Big Tech’s cybersecurity commitments likely aren’t enough to stem rising attacks

The news: Top executives from Apple, Google, Microsoft, Amazon, and IBM met with US President Joe Biden this week to discuss ways the private sector can work alongside the government to bolster national cybersecurity amid a rash of ransomware attacks affecting critical infrastructure, per The Wall Street Journal.

  • Though the meeting primarily focused on strategies for mitigating ransomware attacks, it also touched on critical infrastructure security more broadly, supply chain security, and the current dearth of cybersecurity workers.
  • Biden called on the tech industry to step up its efforts to bolster defenses, saying “the federal government can’t meet this challenge alone” and calling cybersecurity a “core national security challenge.”
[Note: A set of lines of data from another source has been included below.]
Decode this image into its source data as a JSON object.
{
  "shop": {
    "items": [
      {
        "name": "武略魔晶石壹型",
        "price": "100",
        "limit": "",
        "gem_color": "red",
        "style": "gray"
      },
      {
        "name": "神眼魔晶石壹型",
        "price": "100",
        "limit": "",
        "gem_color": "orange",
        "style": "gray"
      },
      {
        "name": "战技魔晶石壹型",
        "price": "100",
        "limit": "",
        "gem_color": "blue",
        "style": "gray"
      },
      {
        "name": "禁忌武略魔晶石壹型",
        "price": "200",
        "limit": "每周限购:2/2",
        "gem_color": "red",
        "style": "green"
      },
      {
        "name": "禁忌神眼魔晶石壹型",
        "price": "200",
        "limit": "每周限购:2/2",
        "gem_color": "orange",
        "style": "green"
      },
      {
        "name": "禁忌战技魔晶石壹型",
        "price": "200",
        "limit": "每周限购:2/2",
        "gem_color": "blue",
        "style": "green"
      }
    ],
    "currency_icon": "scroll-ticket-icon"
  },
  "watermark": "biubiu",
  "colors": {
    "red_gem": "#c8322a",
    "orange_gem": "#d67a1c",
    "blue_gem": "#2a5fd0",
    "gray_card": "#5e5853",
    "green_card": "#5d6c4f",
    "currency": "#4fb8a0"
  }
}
How Big Tech is responding:

  • Microsoft pledged $20 billion to emphasize security in its product design and $150 million worth of technical services to help modernize local, state, and federal technology.
  • Google plans to invest $10 billion over five years to bolster its cybersecurity practices and is committed to training at least 10,000 workers in information technology and data analytics.
  • Amazon will provide AWS account holders free multifactor authentication (MFA) devices and will assist other organizations with security training.
  • Apple is creating a program to bolster security within its supply chains and is working with suppliers to increase MFA adoption.

How we got here: The federal government has faced pressure to step up cooperation with private companies and enact tougher security standards in the wake of last year’s SolarWinds breach and a more recent ransomware attack that briefly forced the world’s largest meat processor to shut down nine plants.

  • In July, the administration launched a cross-government ransomware task force aimed at exploring defensive and offensive cybersecurity measures to fend off the growing number of ransomware attacks.
  • Around the same time, the president also issued an executive order creating a series of voluntary national security standards that require US agencies to encrypt their data and use two-factor identification. The administration is reportedly considering making these requirements mandatory.

The takeaway: Though commitments made by executives after the meeting signal meaningful forward motion that may alleviate some security pressure at the margins, it will likely do little to stem the tide of escalating ransomware attacks.

  • Instead, the federal government needs to pass legislation or put more aggressive executive orders in place mandating security standards that are enforceable with a threat of penalties.
  • Any effective security policy will likely require greater cooperation between local governments, which are some of the most vulnerable targets of ransomware attacks.